Issue: Appeals, or even the threat of appeals, of local zoning permits by neighbors fearing affordable housing derails many projects, even though the appeal is often without merit.
- Create law to require those who appeal affordable housing permits, and then lose, to pay the defendant's legal fees and costs.
Issue: Accessory Dwelling Units (ADUs) can be held up in permitting over neighbor objections or inadvertently by outdated zoning regulations.
- Consider a full exemption for ADU buildings from zoning permitting IF there is an affordability covenant. These buildings could still be required to meet dimensional and septic requirements.
Issue: ADUs are risky for homeowners as they make them into landlords with limited eviction rights over a tenant that may be in part of the home.
- Investigate changing tenant law to be more appropriate for landlords with only a single ADU.
Issue: Property taxation as a revenue source creates an incentive for communities to prefer high-value homes over ones that benefit their own residents, but instead can be a tool that promotes more home affordability and safety
- Change property transfer taxation rates for sales to be higher if the sale is of a primary residence that will no longer be used as such, or if ownership has been short term (helping to dampen creation of short-term rentals (STRs) and flipping. This can be customized to exempt things like ski condos, etc.). Channel revenue to address the problem.
- Change property taxation to make housing not a speculative asset (which drives some neighbor concerns about loss in value).
- Change property tax to recognize affordability covenants in valuation to lower tax burden.
- Create property tax ‘holiday’ to forego increased value for some amount of time for improvements to property used for code/safety/health and for affordable housing apartment projects. Enable municipalities to establish “housing opportunity zones” with limited-time property tax relief via expansion of the Community Revitalization Tax Incentive (RSA 79-e).
Issue: Economic development funding tools need to expand as housing is often the most needed item by local employers.
- Expand TIF districts to incorporate housing. Permit municipal economic development and revitalization districts (NH RSA 162-k) to be used for residential housing.
- Provide additional funding for affordable housing. In New Hampshire, at least $10 million per biennium for the state affordable housing trust fund should be provided.
- Fund permanent supportive housing units.
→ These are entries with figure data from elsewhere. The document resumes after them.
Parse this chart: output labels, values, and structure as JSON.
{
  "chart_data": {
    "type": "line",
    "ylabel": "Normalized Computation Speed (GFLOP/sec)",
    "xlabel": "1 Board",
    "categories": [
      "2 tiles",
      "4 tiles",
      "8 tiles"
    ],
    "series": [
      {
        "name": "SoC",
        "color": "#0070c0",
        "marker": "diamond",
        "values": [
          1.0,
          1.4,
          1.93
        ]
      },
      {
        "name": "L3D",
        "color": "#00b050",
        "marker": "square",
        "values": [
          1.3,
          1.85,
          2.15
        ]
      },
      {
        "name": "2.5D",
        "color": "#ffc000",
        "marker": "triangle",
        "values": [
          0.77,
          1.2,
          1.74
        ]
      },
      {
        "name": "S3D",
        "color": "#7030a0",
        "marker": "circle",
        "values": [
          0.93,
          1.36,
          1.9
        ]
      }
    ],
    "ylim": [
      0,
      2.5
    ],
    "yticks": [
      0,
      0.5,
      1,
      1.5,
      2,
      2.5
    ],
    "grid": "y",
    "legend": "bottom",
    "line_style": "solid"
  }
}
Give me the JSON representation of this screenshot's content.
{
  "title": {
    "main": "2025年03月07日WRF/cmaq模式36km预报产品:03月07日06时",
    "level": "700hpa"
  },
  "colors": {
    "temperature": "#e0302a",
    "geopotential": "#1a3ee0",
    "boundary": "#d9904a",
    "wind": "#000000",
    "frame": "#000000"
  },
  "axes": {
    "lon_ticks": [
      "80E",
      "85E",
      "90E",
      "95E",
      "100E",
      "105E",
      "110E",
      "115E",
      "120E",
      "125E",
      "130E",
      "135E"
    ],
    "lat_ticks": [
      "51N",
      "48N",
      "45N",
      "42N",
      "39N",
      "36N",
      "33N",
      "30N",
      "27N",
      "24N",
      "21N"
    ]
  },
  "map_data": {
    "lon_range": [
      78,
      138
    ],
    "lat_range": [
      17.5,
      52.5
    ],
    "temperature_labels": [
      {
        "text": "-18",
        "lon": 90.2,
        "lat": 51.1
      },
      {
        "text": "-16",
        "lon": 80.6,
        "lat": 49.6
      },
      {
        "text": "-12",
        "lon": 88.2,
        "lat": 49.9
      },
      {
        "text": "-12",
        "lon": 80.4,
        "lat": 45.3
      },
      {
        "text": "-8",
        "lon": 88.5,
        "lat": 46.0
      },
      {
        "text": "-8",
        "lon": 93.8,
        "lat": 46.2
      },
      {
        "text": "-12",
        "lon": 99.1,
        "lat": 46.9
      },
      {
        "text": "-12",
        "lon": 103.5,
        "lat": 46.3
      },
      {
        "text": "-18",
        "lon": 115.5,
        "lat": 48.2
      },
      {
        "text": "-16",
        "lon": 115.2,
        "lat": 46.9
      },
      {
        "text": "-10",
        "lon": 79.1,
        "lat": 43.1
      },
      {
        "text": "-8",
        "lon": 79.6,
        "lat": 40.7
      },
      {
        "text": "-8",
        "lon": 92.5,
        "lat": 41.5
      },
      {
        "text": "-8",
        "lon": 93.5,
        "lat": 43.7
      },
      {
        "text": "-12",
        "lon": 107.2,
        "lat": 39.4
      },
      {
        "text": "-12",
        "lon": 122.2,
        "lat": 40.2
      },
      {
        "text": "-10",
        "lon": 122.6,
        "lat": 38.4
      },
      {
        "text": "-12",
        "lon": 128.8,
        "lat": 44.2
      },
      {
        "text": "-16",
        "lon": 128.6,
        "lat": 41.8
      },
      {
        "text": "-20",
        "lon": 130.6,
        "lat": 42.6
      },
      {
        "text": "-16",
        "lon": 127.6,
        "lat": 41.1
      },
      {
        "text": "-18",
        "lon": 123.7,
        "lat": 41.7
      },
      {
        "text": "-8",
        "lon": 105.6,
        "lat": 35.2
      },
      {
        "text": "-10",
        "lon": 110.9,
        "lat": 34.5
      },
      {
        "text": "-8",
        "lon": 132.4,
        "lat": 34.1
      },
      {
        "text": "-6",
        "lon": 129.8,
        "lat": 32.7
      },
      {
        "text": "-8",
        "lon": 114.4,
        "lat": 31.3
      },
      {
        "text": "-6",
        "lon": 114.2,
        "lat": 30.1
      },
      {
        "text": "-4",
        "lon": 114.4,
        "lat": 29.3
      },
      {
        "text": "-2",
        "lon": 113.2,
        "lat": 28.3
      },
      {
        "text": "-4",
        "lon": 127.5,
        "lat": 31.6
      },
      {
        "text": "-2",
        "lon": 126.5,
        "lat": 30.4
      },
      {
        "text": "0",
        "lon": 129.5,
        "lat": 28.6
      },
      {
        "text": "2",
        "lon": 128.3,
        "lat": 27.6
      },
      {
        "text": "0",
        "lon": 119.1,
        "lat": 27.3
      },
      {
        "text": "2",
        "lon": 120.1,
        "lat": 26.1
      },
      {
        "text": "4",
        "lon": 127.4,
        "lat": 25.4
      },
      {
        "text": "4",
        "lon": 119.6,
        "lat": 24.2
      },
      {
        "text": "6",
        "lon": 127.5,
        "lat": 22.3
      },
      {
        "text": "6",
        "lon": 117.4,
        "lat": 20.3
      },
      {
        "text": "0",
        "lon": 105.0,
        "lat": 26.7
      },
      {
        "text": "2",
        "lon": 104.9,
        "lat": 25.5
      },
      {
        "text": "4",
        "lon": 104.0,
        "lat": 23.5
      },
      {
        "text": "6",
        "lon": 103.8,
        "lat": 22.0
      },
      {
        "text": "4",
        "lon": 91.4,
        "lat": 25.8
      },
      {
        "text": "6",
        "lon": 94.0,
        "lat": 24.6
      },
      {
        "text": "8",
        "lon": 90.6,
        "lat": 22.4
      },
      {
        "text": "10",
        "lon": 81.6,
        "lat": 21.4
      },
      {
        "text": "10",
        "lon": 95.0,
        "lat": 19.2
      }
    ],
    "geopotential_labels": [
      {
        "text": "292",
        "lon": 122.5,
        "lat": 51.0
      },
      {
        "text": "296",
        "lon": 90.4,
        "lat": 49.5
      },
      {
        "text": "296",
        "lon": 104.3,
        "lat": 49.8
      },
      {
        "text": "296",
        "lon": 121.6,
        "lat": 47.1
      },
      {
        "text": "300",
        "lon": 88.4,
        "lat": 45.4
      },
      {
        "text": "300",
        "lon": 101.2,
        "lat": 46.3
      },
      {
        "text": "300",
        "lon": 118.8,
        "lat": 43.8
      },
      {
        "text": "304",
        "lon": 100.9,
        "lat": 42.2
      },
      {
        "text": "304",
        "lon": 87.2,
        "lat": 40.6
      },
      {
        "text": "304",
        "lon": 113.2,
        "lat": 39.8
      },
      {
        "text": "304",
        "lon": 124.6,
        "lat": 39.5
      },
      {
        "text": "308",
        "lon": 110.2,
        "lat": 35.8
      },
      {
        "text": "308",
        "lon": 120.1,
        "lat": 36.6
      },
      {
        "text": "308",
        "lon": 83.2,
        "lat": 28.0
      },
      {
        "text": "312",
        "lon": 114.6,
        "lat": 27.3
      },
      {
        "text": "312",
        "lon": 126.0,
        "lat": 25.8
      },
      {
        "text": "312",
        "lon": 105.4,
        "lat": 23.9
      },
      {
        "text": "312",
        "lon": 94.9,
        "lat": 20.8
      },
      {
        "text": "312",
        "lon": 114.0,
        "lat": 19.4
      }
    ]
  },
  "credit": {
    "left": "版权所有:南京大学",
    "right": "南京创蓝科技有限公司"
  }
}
- Increase funding for support agencies to provide counseling services so that prospective owners and tenants can better meet their housing needs.
- Increase state funding for local and regional planning to focus on planning for housing needs.
- Review Vermont rules to see if there are areas to use technical merits versus an inflexible rule. For example, Vermont Wastewater System and Potable Water Supply Rules (Rules) effective April 12, 2019 require 24-inches of suitable soil to consider an on-site wastewater disposal system. In contrast, New Hampshire wastewater regulations allow a system in all settings except what it defines as Hydric A soils and wetlands.
Issue: (VT specific) Act 250 creates a second layer of permitting in some areas with sufficient local permitting.
- Remove Act 250 permitting for affordable housing projects in any state designated areas that are covered by local zoning and subdivision.
Issue: Short-term rentals (STRs) can be detrimental to affordability. The location and existence of such rentals is often a mystery to towns.
- Require all rentals to register with the state and town. Have higher registration rates for STRs and use rental registry fees to fund the inspection and improvement program.
- Clearly enable local regulation of STRs.
Issue: (VT specific) Rental conditions are often poor due to lack of inspection and enforcement. Most towns lack capacity to do inspections and enforcement.
- Create a state inspection and enforcement program that can be delegated to the local level if desired. Couple increased inspections with funding to make code improvements.